Annuler de la dette pour sauvegarder la planète…

C’est en mai dernier que Quito a annoncé avoir réussi le tour de force de négocier avec ses créanciers une réduction de sa dette en échange de son engagement à financer la sauvegarde des Galápagos. Le deal est simple : la dette de l’Equateur est réduite d’un milliard de dollars et le pays s’engage à investir 450 millions de dollars sur dix-huit ans pour la conservation de son archipel. C’est la première fois que ce type d’opération connue sous le nom de « dette nature » atteint un tel montant. Les derniers pays en date ayant bénéficié de ce type de montage étaient le Belize et les Seychelles.

Iguane des Galapagos
Un iguane au Galapagos… La faune et la flore uniques de cet archipel méritent une préservation totale… (Photo : Pexel/Simon Berger)

Pour l’Equateur, c’est une bouffée d’oxygène pour ses finances et un investissement vraiment important pour le parc national. La réserve marine des Galápagos va ainsi pouvoir passer de 138 000 à 200 000 km2.

Le principe de cette « dette nature » devrait se développer d’autant plus rapidement que, d’après le FMI, un quart des pays à moyens revenus et plus de la moitié de ceux à faibles revenus vont être dans l’incapacité de faire face à leurs dettes dans les années à venir. Le coût de cette dette, avec la hausse des taux d’intérêts, étouffe littéralement ces nombreux pays qui doivent, pour rembourser leurs créanciers, réduire leurs budgets, y compris dans des domaines aussi essentiels que la santé ou l’éducation. Alors, imaginez ce que deviennent les investissements pour la sauvegarde de la faune et de la flore de ces pays…

La « dette nature » est donc une solution intéressante. Même si le montage qu’elle implique peut-être perçu comme une ingérence dans la gestion des pays en question, en imposant de fait où et comment investir les sommes ainsi économisées.

En Equateur, par exemple, il a fallu créer une organisation pour gérer les fonds reçus en dotation après l’annulation de la dette. Le Galápagos Life Fund est contrôlé par un bureau de onze membres, dont seulement cinq sont issus du gouvernement et six du secteur privé travaillant aux Galápagos.

Et demain ?

Le coût de la dette des états – qu’ils soient pauvres ou riches – est une véritable bombe à retardement qui étouffe la totalité des économies mondiales. Et quand il faut faire des économies pour rembourser les intérêts de sa dette, c’est malheureusement souvent la sauvegarde de la nature qui est mise à contribution.

Crabe des Galapagos
Echanger de la dette pour sauvegarder notamment ce crabe emblématique des Galapagos : la bonne idée ? (Photo : Pixabay)

Pourtant, le principe de la « dette nature » commence à se développer de plus en plus : mi-août 2023, c’est le Gabon qui a bénéficié du système de « dette nature ». 3% de sa dette contre un investissement de 163 millions de dollars dans la préservation de ses océans.

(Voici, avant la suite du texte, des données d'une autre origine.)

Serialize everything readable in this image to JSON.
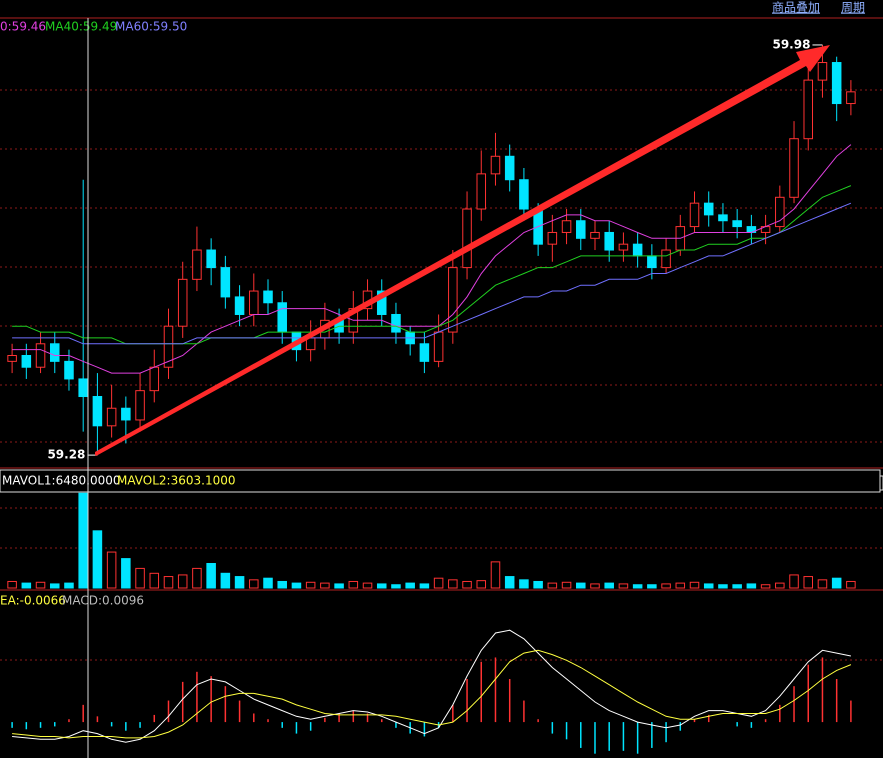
{
  "toolbar": {
    "links": [
      "商品叠加",
      "周期"
    ]
  },
  "chart_data": [
    {
      "type": "candlestick",
      "legend": [
        "0:59.46",
        "MA40:59.49",
        "MA60:59.50"
      ],
      "annotations": [
        "59.98",
        "59.28"
      ],
      "ylim": [
        59.258,
        60.026
      ],
      "up_color": "#ff3232",
      "down_color": "#00e5ff",
      "open": [
        59.44,
        59.45,
        59.43,
        59.47,
        59.44,
        59.41,
        59.38,
        59.33,
        59.36,
        59.34,
        59.39,
        59.43,
        59.5,
        59.58,
        59.63,
        59.6,
        59.55,
        59.52,
        59.56,
        59.54,
        59.49,
        59.46,
        59.48,
        59.51,
        59.49,
        59.53,
        59.56,
        59.52,
        59.49,
        59.47,
        59.44,
        59.49,
        59.6,
        59.7,
        59.76,
        59.79,
        59.75,
        59.7,
        59.64,
        59.66,
        59.68,
        59.65,
        59.66,
        59.63,
        59.64,
        59.62,
        59.6,
        59.63,
        59.67,
        59.71,
        59.69,
        59.68,
        59.67,
        59.66,
        59.67,
        59.72,
        59.82,
        59.92,
        59.95,
        59.88
      ],
      "high": [
        59.47,
        59.47,
        59.49,
        59.49,
        59.46,
        59.75,
        59.42,
        59.4,
        59.38,
        59.42,
        59.46,
        59.53,
        59.61,
        59.67,
        59.65,
        59.62,
        59.57,
        59.59,
        59.58,
        59.56,
        59.49,
        59.51,
        59.54,
        59.53,
        59.56,
        59.58,
        59.58,
        59.54,
        59.5,
        59.49,
        59.52,
        59.63,
        59.73,
        59.8,
        59.83,
        59.81,
        59.77,
        59.71,
        59.69,
        59.7,
        59.7,
        59.68,
        59.68,
        59.66,
        59.66,
        59.64,
        59.65,
        59.69,
        59.73,
        59.73,
        59.71,
        59.7,
        59.69,
        59.69,
        59.74,
        59.85,
        59.95,
        59.98,
        59.96,
        59.92
      ],
      "low": [
        59.42,
        59.41,
        59.42,
        59.42,
        59.39,
        59.32,
        59.28,
        59.31,
        59.3,
        59.32,
        59.37,
        59.41,
        59.48,
        59.56,
        59.57,
        59.53,
        59.5,
        59.5,
        59.52,
        59.47,
        59.44,
        59.44,
        59.46,
        59.47,
        59.47,
        59.51,
        59.5,
        59.47,
        59.45,
        59.42,
        59.43,
        59.47,
        59.58,
        59.68,
        59.74,
        59.73,
        59.68,
        59.62,
        59.61,
        59.64,
        59.63,
        59.63,
        59.61,
        59.61,
        59.6,
        59.58,
        59.59,
        59.62,
        59.66,
        59.67,
        59.66,
        59.65,
        59.64,
        59.64,
        59.66,
        59.71,
        59.8,
        59.89,
        59.85,
        59.86
      ],
      "close": [
        59.45,
        59.43,
        59.47,
        59.44,
        59.41,
        59.38,
        59.33,
        59.36,
        59.34,
        59.39,
        59.43,
        59.5,
        59.58,
        59.63,
        59.6,
        59.55,
        59.52,
        59.56,
        59.54,
        59.49,
        59.46,
        59.48,
        59.51,
        59.49,
        59.53,
        59.56,
        59.52,
        59.49,
        59.47,
        59.44,
        59.49,
        59.6,
        59.7,
        59.76,
        59.79,
        59.75,
        59.7,
        59.64,
        59.66,
        59.68,
        59.65,
        59.66,
        59.63,
        59.64,
        59.62,
        59.6,
        59.63,
        59.67,
        59.71,
        59.69,
        59.68,
        59.67,
        59.66,
        59.67,
        59.72,
        59.82,
        59.92,
        59.95,
        59.88,
        59.9
      ],
      "series": [
        {
          "color": "#e040e0",
          "values": [
            59.46,
            59.46,
            59.46,
            59.45,
            59.45,
            59.44,
            59.43,
            59.42,
            59.42,
            59.42,
            59.43,
            59.44,
            59.45,
            59.47,
            59.49,
            59.5,
            59.51,
            59.52,
            59.52,
            59.53,
            59.53,
            59.53,
            59.53,
            59.52,
            59.51,
            59.51,
            59.51,
            59.5,
            59.5,
            59.5,
            59.5,
            59.52,
            59.55,
            59.59,
            59.62,
            59.64,
            59.66,
            59.67,
            59.68,
            59.69,
            59.69,
            59.68,
            59.68,
            59.67,
            59.66,
            59.65,
            59.65,
            59.65,
            59.66,
            59.66,
            59.66,
            59.66,
            59.66,
            59.67,
            59.68,
            59.7,
            59.73,
            59.76,
            59.79,
            59.81
          ]
        },
        {
          "color": "#20d020",
          "values": [
            59.5,
            59.5,
            59.49,
            59.49,
            59.49,
            59.48,
            59.48,
            59.48,
            59.47,
            59.47,
            59.47,
            59.47,
            59.47,
            59.47,
            59.48,
            59.48,
            59.48,
            59.48,
            59.49,
            59.49,
            59.49,
            59.49,
            59.49,
            59.5,
            59.5,
            59.5,
            59.5,
            59.5,
            59.49,
            59.49,
            59.5,
            59.51,
            59.53,
            59.55,
            59.57,
            59.58,
            59.59,
            59.6,
            59.6,
            59.61,
            59.62,
            59.62,
            59.62,
            59.62,
            59.62,
            59.62,
            59.62,
            59.63,
            59.63,
            59.64,
            59.64,
            59.64,
            59.65,
            59.65,
            59.66,
            59.68,
            59.7,
            59.72,
            59.73,
            59.74
          ]
        },
        {
          "color": "#7070ff",
          "values": [
            59.48,
            59.48,
            59.48,
            59.48,
            59.48,
            59.47,
            59.47,
            59.47,
            59.47,
            59.47,
            59.47,
            59.47,
            59.47,
            59.48,
            59.48,
            59.48,
            59.48,
            59.48,
            59.48,
            59.48,
            59.48,
            59.48,
            59.48,
            59.48,
            59.48,
            59.48,
            59.48,
            59.48,
            59.48,
            59.48,
            59.49,
            59.5,
            59.51,
            59.52,
            59.53,
            59.54,
            59.55,
            59.55,
            59.56,
            59.56,
            59.57,
            59.57,
            59.58,
            59.58,
            59.58,
            59.59,
            59.59,
            59.6,
            59.61,
            59.62,
            59.62,
            59.63,
            59.64,
            59.65,
            59.66,
            59.67,
            59.68,
            59.69,
            59.7,
            59.71
          ]
        }
      ]
    },
    {
      "type": "bar",
      "legend": [
        "MAVOL1:6480.0000",
        "MAVOL2:3603.1000"
      ],
      "ylim": [
        0,
        60000
      ],
      "values": [
        4000,
        3000,
        3500,
        2500,
        3000,
        58000,
        35000,
        22000,
        18000,
        12000,
        9000,
        7000,
        8000,
        12000,
        15000,
        9000,
        7000,
        5000,
        6000,
        4000,
        3000,
        3500,
        3000,
        2500,
        4000,
        3000,
        2500,
        2000,
        3000,
        2500,
        6000,
        5000,
        4000,
        4500,
        16000,
        7000,
        5000,
        4000,
        3000,
        3500,
        3000,
        2500,
        3000,
        2500,
        2000,
        2000,
        2500,
        3000,
        3500,
        2500,
        2000,
        2000,
        2500,
        2000,
        3000,
        8000,
        7000,
        5000,
        6000,
        4000
      ]
    },
    {
      "type": "macd",
      "legend": [
        "EA:-0.0066",
        "MACD:0.0096"
      ],
      "ylim": [
        -0.025,
        0.085
      ],
      "values": [
        -0.004,
        -0.005,
        -0.004,
        -0.003,
        0.002,
        0.012,
        0.004,
        -0.003,
        -0.006,
        -0.004,
        0.005,
        0.015,
        0.028,
        0.035,
        0.032,
        0.025,
        0.015,
        0.006,
        0.002,
        -0.004,
        -0.008,
        -0.006,
        0.003,
        0.006,
        0.008,
        0.006,
        0.002,
        -0.004,
        -0.008,
        -0.01,
        -0.004,
        0.012,
        0.03,
        0.042,
        0.045,
        0.03,
        0.015,
        0.002,
        -0.008,
        -0.012,
        -0.018,
        -0.022,
        -0.02,
        -0.02,
        -0.022,
        -0.018,
        -0.014,
        -0.006,
        0.002,
        0.005,
        0.0,
        -0.003,
        -0.004,
        0.002,
        0.012,
        0.025,
        0.04,
        0.045,
        0.03,
        0.015
      ],
      "series": [
        {
          "color": "#ffffff",
          "values": [
            -0.01,
            -0.011,
            -0.012,
            -0.012,
            -0.01,
            -0.006,
            -0.008,
            -0.012,
            -0.014,
            -0.012,
            -0.006,
            0.004,
            0.016,
            0.026,
            0.03,
            0.028,
            0.022,
            0.016,
            0.012,
            0.008,
            0.004,
            0.002,
            0.004,
            0.006,
            0.008,
            0.007,
            0.004,
            0.0,
            -0.004,
            -0.008,
            -0.004,
            0.012,
            0.032,
            0.05,
            0.062,
            0.064,
            0.058,
            0.048,
            0.038,
            0.03,
            0.022,
            0.014,
            0.008,
            0.004,
            0.0,
            -0.002,
            -0.004,
            -0.002,
            0.004,
            0.008,
            0.008,
            0.006,
            0.004,
            0.008,
            0.018,
            0.03,
            0.042,
            0.05,
            0.048,
            0.046
          ]
        },
        {
          "color": "#ffff40",
          "values": [
            -0.008,
            -0.009,
            -0.01,
            -0.01,
            -0.011,
            -0.01,
            -0.01,
            -0.01,
            -0.011,
            -0.011,
            -0.01,
            -0.007,
            -0.002,
            0.006,
            0.014,
            0.018,
            0.02,
            0.02,
            0.018,
            0.016,
            0.012,
            0.009,
            0.006,
            0.005,
            0.005,
            0.005,
            0.005,
            0.004,
            0.002,
            0.0,
            -0.002,
            0.0,
            0.008,
            0.018,
            0.03,
            0.042,
            0.048,
            0.05,
            0.047,
            0.043,
            0.038,
            0.032,
            0.026,
            0.02,
            0.014,
            0.009,
            0.004,
            0.002,
            0.002,
            0.004,
            0.006,
            0.006,
            0.006,
            0.006,
            0.009,
            0.015,
            0.022,
            0.03,
            0.036,
            0.04
          ]
        }
      ]
    }
  ]
}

La Banque Européenne d’Investissement (l’institution de financement de l’Union européenne) a annoncé se lancer aussi dans les opérations de « dette nature » et devrait finaliser un premier deal dans l’année à venir. 5 à 10 pays en Afrique sub-saharienne seraient concernés par la suite.

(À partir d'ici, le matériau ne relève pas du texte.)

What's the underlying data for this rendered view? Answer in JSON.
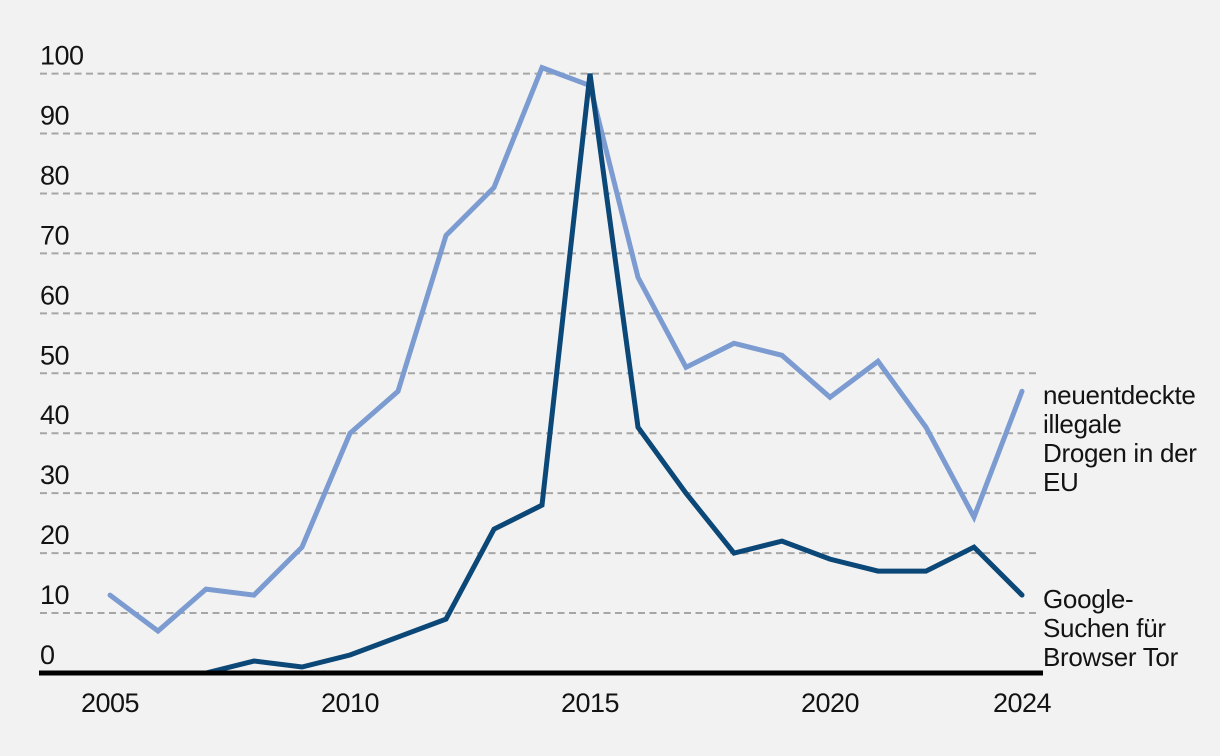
{
  "page": {
    "background_color": "#f2f2f2",
    "text_color": "#131313",
    "title": ""
  },
  "chart_data": {
    "type": "line",
    "x": [
      2005,
      2006,
      2007,
      2008,
      2009,
      2010,
      2011,
      2012,
      2013,
      2014,
      2015,
      2016,
      2017,
      2018,
      2019,
      2020,
      2021,
      2022,
      2023,
      2024
    ],
    "series": [
      {
        "key": "drugs-eu",
        "name": "neuentdeckte illegale Drogen in der EU",
        "label_lines": [
          "neuentdeckte",
          "illegale",
          "Drogen in der",
          "EU"
        ],
        "color": "#7b9bd1",
        "values": [
          13,
          7,
          14,
          13,
          21,
          40,
          47,
          73,
          81,
          101,
          98,
          66,
          51,
          55,
          53,
          46,
          52,
          41,
          26,
          47
        ]
      },
      {
        "key": "google-tor",
        "name": "Google-Suchen für Browser Tor",
        "label_lines": [
          "Google-",
          "Suchen für",
          "Browser Tor"
        ],
        "color": "#0b4777",
        "values": [
          null,
          null,
          0,
          2,
          1,
          3,
          6,
          9,
          24,
          28,
          100,
          41,
          30,
          20,
          22,
          19,
          17,
          17,
          21,
          13
        ]
      }
    ],
    "title": "",
    "xlabel": "",
    "ylabel": "",
    "ylim": [
      0,
      100
    ],
    "ytick_step": 10,
    "ytick_labels": [
      "0",
      "10",
      "20",
      "30",
      "40",
      "50",
      "60",
      "70",
      "80",
      "90",
      "100"
    ],
    "xtick_labels": [
      "2005",
      "2010",
      "2015",
      "2020",
      "2024"
    ],
    "grid": "horizontal-dashed",
    "gridline_color": "#a6a6a6",
    "axis_color": "#000000",
    "legend_position": "right-outside-at-line-end"
  }
}
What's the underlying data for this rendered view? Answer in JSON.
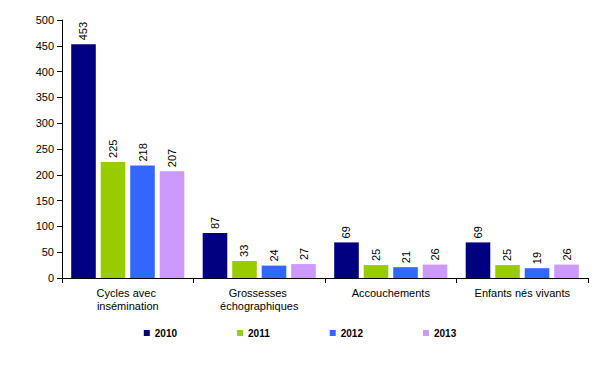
{
  "chart_data": {
    "type": "bar",
    "categories": [
      "Cycles avec insémination",
      "Grossesses échographiques",
      "Accouchements",
      "Enfants nés vivants"
    ],
    "series": [
      {
        "name": "2010",
        "color": "#000080",
        "values": [
          453,
          87,
          69,
          69
        ]
      },
      {
        "name": "2011",
        "color": "#99cc00",
        "values": [
          225,
          33,
          25,
          25
        ]
      },
      {
        "name": "2012",
        "color": "#3366ff",
        "values": [
          218,
          24,
          21,
          19
        ]
      },
      {
        "name": "2013",
        "color": "#cc99ff",
        "values": [
          207,
          27,
          26,
          26
        ]
      }
    ],
    "ylim": [
      0,
      500
    ],
    "yticks": [
      0,
      50,
      100,
      150,
      200,
      250,
      300,
      350,
      400,
      450,
      500
    ],
    "grid": false,
    "legend": "bottom",
    "data_labels": true
  }
}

De bonnes nouvelles qui demandent… que l’on soit prudent !

Si on ne peut que se réjouir de voir certains pays en difficulté profiter de l’allègement de leur dette pour aider à sauvegarder une partie de leur patrimoine écologique, il n’en reste pas moins qu’il s’agit là d’une ingérence dans les choix de développement de ces pays. Et surtout, ceux qui sont en très grande difficulté financière, en sont exclus. Enfin, comme le précise Natixis dans un de ses documents à l’usage de ses investisseurs : « La forte vulnérabilité climatique des pays en voie de développement ainsi que leurs grandes difficultés à rembourser leurs dettes constituent une menace pour la stabilité financière mondiale. »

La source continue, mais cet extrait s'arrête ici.